The Girl You Left Behind by Jojo Moyes
This is my second Jojo Moyes book I've read. I have to say, Jojo did not disappoint. To me, not as great as Me Before You, but still really amazing. I was unexpectedly crying by the end of the book, finding out how Sophie and her husband ended up. Jojo Moyes has once again astounded me with her amazing writing, the flow of the story, and the way she shows how cruel our world can be. How people judge constantly for what they believe in when they don't know the whole story.
The Girl You Left Behind is about two girls who live in separate times, telling their story about being left behind by the man that they love. A man set out to war. Another, unexpectedly dying after years of happy marriage.
Reading, I thought the title was telling me something about the two girls, but it's also a french painting that has journeyed through tough times, somehow in the possession with both Sophie and Liv. I actually looked up the painting. Unfortunately, it's not real xD but I really wish it was.
The first part, set in 1916, took my breath away. It was set during the first world war. Now, ever since I've learned about the world wars in World History at school, I've become really interested in it. That really gave this book points. I loved how Jojo described life there, with the Germans taking France and how poor the people were. I really felt their struggle through the pages. How little people ate and how cruel the German's were back in the day. Reading about Sophie really... hurt? I hurt for her. She was such courageous woman. Sophie did everything for her small town. Everything. She did all that while still trying to feed her own family, while trying to get the German's at a safe distance and at the same time helping them so they don't disturb the other townspeople. Her life my have been hard, but she held her head up high, not giving into the Germans.
But one decision she doesn't have control over, one mistake, and the whole town bails on her. No one talks to her, no one goes to her hotel anymore. All she wanted was her husband. That's all Sophie asked, and very few, very few, understood that.
The second part of the book is set almost a hundred years later, in 2006. Liv, a woman who's husband died, has been barely living for four years. But one step in a bar and four dates later, suddenly her most precious painting is being taken away from her. Liv, stubborn and hurt, will do everything she can to protect her painting that she's held dear to hear since she can remember. But as she finds out more about The Girl You Left Behind, she finds that it's more than just a painting. Sophie has come to be a real person, the good and bad now seen in the painting. And she finds it harder and harder to let it go. But while she's fighting for her painting, more and more people turn on her. Her somewhat friend, her neighbors, and she pushes away the guy she actually started to really care about.
I really admire Jojo, how different she writes in each time period is phenomenal. In 1916, she writes how one would if they were living in that time period. Whereas in 2006, her writing was more modern, more of how someone would write today.

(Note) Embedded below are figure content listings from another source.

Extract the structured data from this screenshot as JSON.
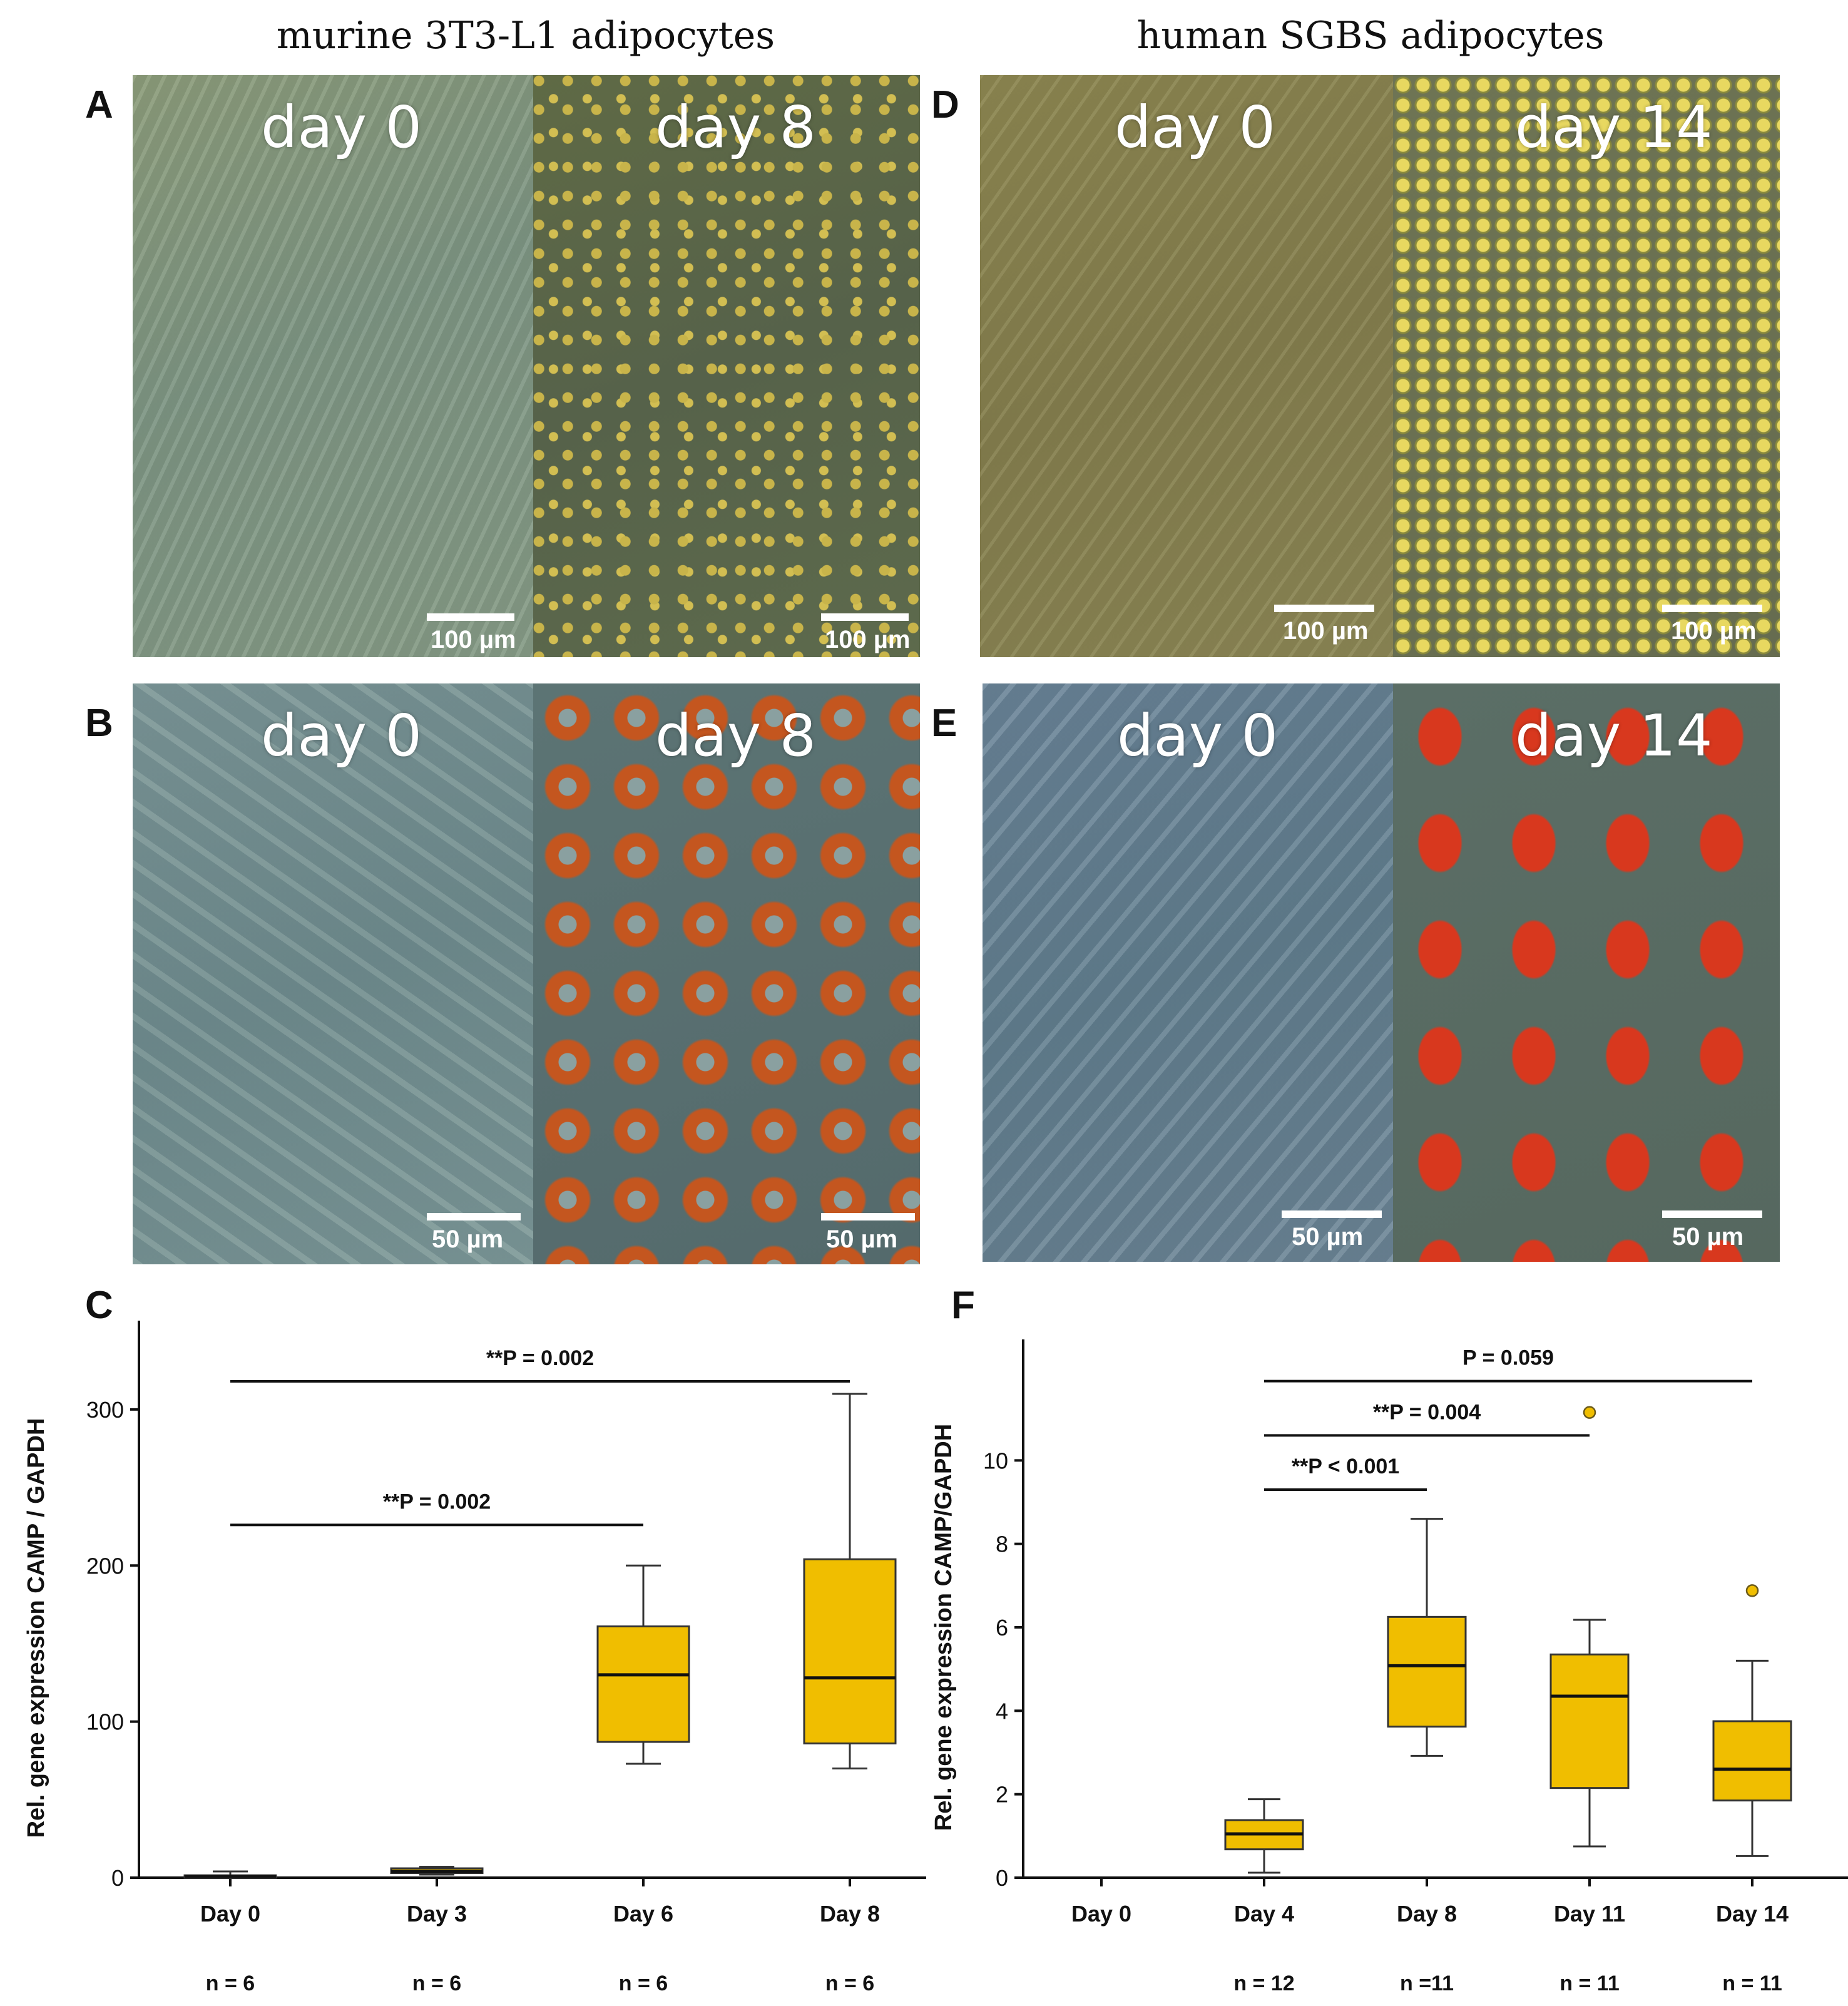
{
  "column_titles": {
    "left": "murine 3T3-L1 adipocytes",
    "right": "human SGBS adipocytes"
  },
  "panels": {
    "A": {
      "letter": "A",
      "left_day": "day 0",
      "right_day": "day 8",
      "left_scale": "100 µm",
      "right_scale": "100 µm"
    },
    "B": {
      "letter": "B",
      "left_day": "day 0",
      "right_day": "day 8",
      "left_scale": "50 µm",
      "right_scale": "50 µm"
    },
    "D": {
      "letter": "D",
      "left_day": "day 0",
      "right_day": "day 14",
      "left_scale": "100 µm",
      "right_scale": "100 µm"
    },
    "E": {
      "letter": "E",
      "left_day": "day 0",
      "right_day": "day 14",
      "left_scale": "50 µm",
      "right_scale": "50 µm"
    }
  },
  "colors": {
    "box_fill": "#f0be00",
    "outlier_fill": "#f0be00",
    "axis": "#111111"
  },
  "chart_data": [
    {
      "panel": "C",
      "type": "box",
      "ylabel": "Rel. gene expression CAMP / GAPDH",
      "ylim": [
        0,
        320
      ],
      "yticks": [
        0,
        100,
        200,
        300
      ],
      "categories": [
        "Day 0",
        "Day 3",
        "Day 6",
        "Day 8"
      ],
      "n_labels": [
        "n = 6",
        "n = 6",
        "n = 6",
        "n = 6"
      ],
      "boxes": [
        {
          "min": 0,
          "q1": 0.5,
          "median": 1,
          "q3": 1.5,
          "max": 4
        },
        {
          "min": 2,
          "q1": 3,
          "median": 4,
          "q3": 6,
          "max": 7
        },
        {
          "min": 73,
          "q1": 87,
          "median": 130,
          "q3": 161,
          "max": 200
        },
        {
          "min": 70,
          "q1": 86,
          "median": 128,
          "q3": 204,
          "max": 310
        }
      ],
      "significance": [
        {
          "from": 0,
          "to": 2,
          "label": "**P = 0.002",
          "y": 226
        },
        {
          "from": 0,
          "to": 3,
          "label": "**P = 0.002",
          "y": 318
        }
      ]
    },
    {
      "panel": "F",
      "type": "box",
      "ylabel": "Rel. gene expression CAMP/GAPDH",
      "ylim": [
        0,
        12
      ],
      "yticks": [
        0,
        2,
        4,
        6,
        8,
        10
      ],
      "categories": [
        "Day 0",
        "Day 4",
        "Day 8",
        "Day 11",
        "Day 14"
      ],
      "n_labels": [
        "",
        "n = 12",
        "n =11",
        "n = 11",
        "n = 11"
      ],
      "boxes": [
        null,
        {
          "min": 0.12,
          "q1": 0.68,
          "median": 1.05,
          "q3": 1.38,
          "max": 1.88
        },
        {
          "min": 2.92,
          "q1": 3.62,
          "median": 5.08,
          "q3": 6.25,
          "max": 8.6
        },
        {
          "min": 0.75,
          "q1": 2.15,
          "median": 4.35,
          "q3": 5.35,
          "max": 6.18
        },
        {
          "min": 0.52,
          "q1": 1.85,
          "median": 2.6,
          "q3": 3.75,
          "max": 5.2
        }
      ],
      "outliers": [
        {
          "category": "Day 11",
          "value": 11.15
        },
        {
          "category": "Day 14",
          "value": 6.88
        }
      ],
      "significance": [
        {
          "from": 1,
          "to": 2,
          "label": "**P < 0.001",
          "y": 9.3
        },
        {
          "from": 1,
          "to": 3,
          "label": "**P = 0.004",
          "y": 10.6
        },
        {
          "from": 1,
          "to": 4,
          "label": "P = 0.059",
          "y": 11.9
        }
      ]
    }
  ]
}
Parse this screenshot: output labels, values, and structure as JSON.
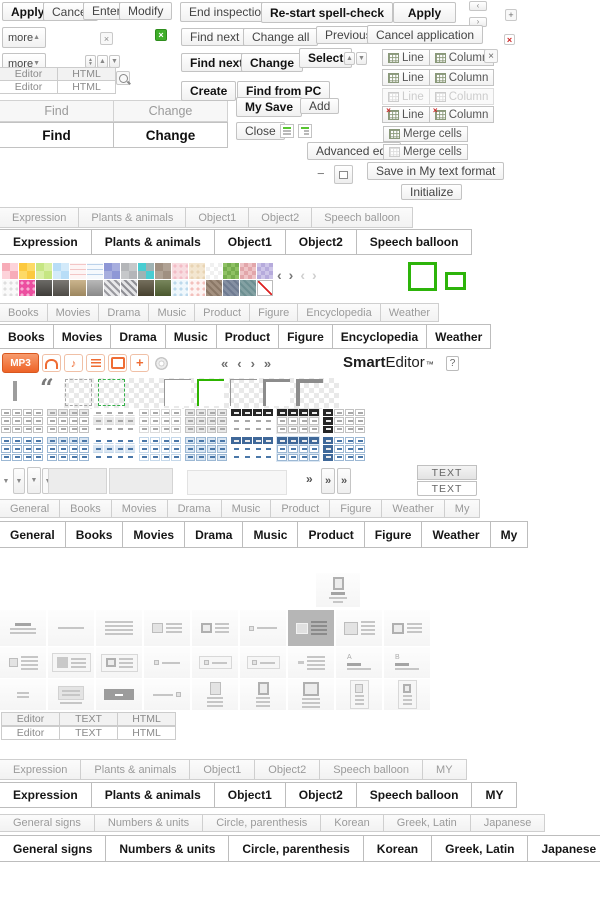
{
  "buttons": {
    "apply": "Apply",
    "cancel": "Cancel",
    "enter": "Enter",
    "modify": "Modify",
    "more": "more",
    "end_inspection": "End inspection",
    "restart_spell_check": "Re-start spell-check",
    "apply2": "Apply",
    "find_next": "Find next",
    "change_all": "Change all",
    "previous": "Previous",
    "cancel_application": "Cancel application",
    "find_next_bold": "Find next",
    "change_bold": "Change",
    "select": "Select",
    "create": "Create",
    "find_from_pc": "Find from PC",
    "my_save": "My Save",
    "add": "Add",
    "close": "Close",
    "advanced_edit": "Advanced edit",
    "merge_cells": "Merge cells",
    "merge_cells_disabled": "Merge cells",
    "save_my_text_format": "Save in My text format",
    "initialize": "Initialize",
    "line": "Line",
    "column": "Column",
    "text_upper": "TEXT",
    "minus": "−"
  },
  "tabs": {
    "editor_html": [
      "Editor",
      "HTML"
    ],
    "find_change": [
      "Find",
      "Change"
    ],
    "editor_text_html": [
      "Editor",
      "TEXT",
      "HTML"
    ],
    "groups": [
      {
        "id": "sticker",
        "items": [
          "Expression",
          "Plants & animals",
          "Object1",
          "Object2",
          "Speech balloon"
        ]
      },
      {
        "id": "theme",
        "items": [
          "Books",
          "Movies",
          "Drama",
          "Music",
          "Product",
          "Figure",
          "Encyclopedia",
          "Weather"
        ]
      },
      {
        "id": "photo",
        "items": [
          "General",
          "Books",
          "Movies",
          "Drama",
          "Music",
          "Product",
          "Figure",
          "Weather",
          "My"
        ]
      },
      {
        "id": "sticker-my",
        "items": [
          "Expression",
          "Plants & animals",
          "Object1",
          "Object2",
          "Speech balloon",
          "MY"
        ]
      },
      {
        "id": "signs",
        "items": [
          "General signs",
          "Numbers & units",
          "Circle, parenthesis",
          "Korean",
          "Greek, Latin",
          "Japanese"
        ]
      }
    ]
  },
  "brand": {
    "bold": "Smart",
    "regular": "Editor",
    "tm": "™",
    "help": "?"
  },
  "mp3": {
    "label": "MP3",
    "icons": [
      "headphone-icon",
      "music-note-icon",
      "playlist-icon",
      "radio-icon",
      "plus-icon",
      "disc-icon"
    ]
  },
  "arrows": {
    "prev": "‹",
    "next": "›",
    "first": "«",
    "last": "»",
    "up": "▲",
    "down": "▼",
    "plus": "+",
    "close": "×"
  },
  "palette": {
    "row1": [
      "quad:#f7acb8:#fdd3da",
      "quad:#fcc93f:#fdda66",
      "quad:#c6e683:#d9efa5",
      "quad:#b8ddf7:#d3eafa",
      "lines:#fdf5f5:#f3c6c6",
      "lines:#f5f9fd:#bcd2ea",
      "quad:#8e97d6:#a7aede",
      "quad:#b4b6b9:#c6c8ca",
      "quad:#49cdd2:#9fb3b4",
      "quad:#a09081:#b0a294",
      "dots:#f8dce0:#f3bcc6",
      "dots:#f3e6d0:#e8d4b4",
      "check:#f0f0f0:#ffffff",
      "check:#76ad4e:#8fc164",
      "check:#e2a6aa:#eec3c6",
      "check:#b6abdc:#cdc5e8"
    ],
    "row2": [
      "dots:#fafafa:#dedede",
      "dots:#ec4fa0:#f7b0d3",
      "photo:#4c4a45",
      "photo:#5f5b55",
      "photo:#bfa474",
      "photo:#a8a8a8",
      "diag:#e8e8ea:#9a9aa0",
      "diag:#e4e4e6:#8f8f95",
      "photo:#564f39",
      "photo:#5a6b38",
      "dots:#eff7fc:#bcd9ec",
      "dots:#fdf4f3:#f3c0bc",
      "diag:#a3907f:#8a7766",
      "diag:#8590a3:#6f7b91",
      "diag:#84a1a3:#6d8f92",
      "slash"
    ]
  },
  "border_tiles": [
    "dashed-gray",
    "dashed-green",
    "transparent",
    "corner-gray",
    "corner-green",
    "corner-gray-transparent",
    "corner-thick",
    "corner-thick-transparent"
  ],
  "table_styles": {
    "themes": [
      {
        "name": "gray",
        "line": "#c2c2c2",
        "lineL": "#dcdcdc",
        "dash": "#a8a8a8",
        "dark": "#262626",
        "light": "#e9e9e9"
      },
      {
        "name": "blue",
        "line": "#9cb8d4",
        "lineL": "#c5d8ea",
        "dash": "#4a77a8",
        "dark": "#3f6899",
        "light": "#dbe7f3"
      }
    ],
    "styles": [
      "grid",
      "grid-head",
      "rows",
      "grid-light",
      "grid-shade",
      "dark-row-plain",
      "dark-row-grid",
      "dark-col"
    ]
  },
  "layout_thumbs": {
    "single": "single",
    "rows": [
      [
        "center-lines",
        "hr",
        "lines",
        "img-row",
        "imgframe-row",
        "bullet-line",
        "img-row-selected",
        "imgbig-row",
        "imgframe2-row"
      ],
      [
        "img-row-sm",
        "imgbox-row",
        "imgframebox-row",
        "bullet-line-sm",
        "bullet-line-box",
        "bullet-line-box2",
        "dash-lines",
        "letterA",
        "letterB"
      ],
      [
        "lines2-short",
        "graybox-lines",
        "darkbox",
        "line-bullet-right",
        "portrait-col",
        "portraitframe-col",
        "portraitbig-col",
        "portraitbox-col",
        "portraitbox2-col"
      ]
    ]
  }
}
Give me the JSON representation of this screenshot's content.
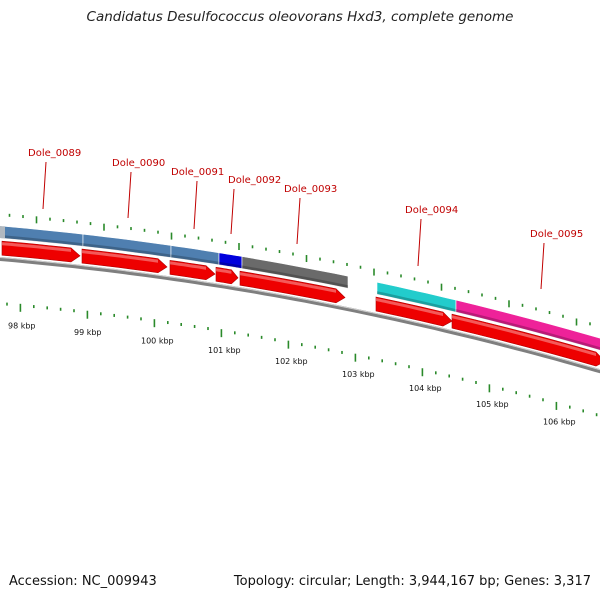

She also brings to the table a huge point through this book. I don't know if it was meant to be this way, but I love how the main theme was how poorly people treat others. We may think they know everything about what's going on from tabloids, but in truth, we know nothing. Tabloids twist people's words all the time, making things seem more scandalous than what they really are.
In 1916, they saw a woman serving German's at her hotel and immediately let their guards up with her, thinking the worst, when really, she couldn't help it. They saw a woman with lots of money and practically threw tomatoes at her, but all along, she wasn't as evil or selfish as they thought she was.
In 2006, they saw a girl trying to keep a painting that she 'stole' and started sending nasty letters. They saw a girl in the tabloids as someone evil and stopped working with her, walking away from her husband's memorial.
Today, we see a girl not wearing the latest fashion and think she's ugly or weird. We see someone with glasses or braces or acne and we think they're ugly. We see someone with their heads down all the time, hoodie up and overing their face. Better not talk to them, they're weird. Honestly, it's hard not to judge, but also hurts others. We don't know what other people are going through, their life, their problems. We judge celebrities too, by what the tabloids say, even though there's probably a 45% chance they're telling the whole truth. I'm not saying I don't judge people, I do, and I'm not proud of it. But what I'm saying is that this book really really showed me that there should be less of it.
If you'd like to get The Girl You Left Behind on Amazon, click here.
I really recommend this book to those of you who life meaningful books. Not in the love way, though there was a lot of that, too. But like I said, about people around the world and how we treat others. Also, anyone who enjoys Jojo Moyes' book will really like this one :)
Hope you all liked my review! I'll be back soon with another!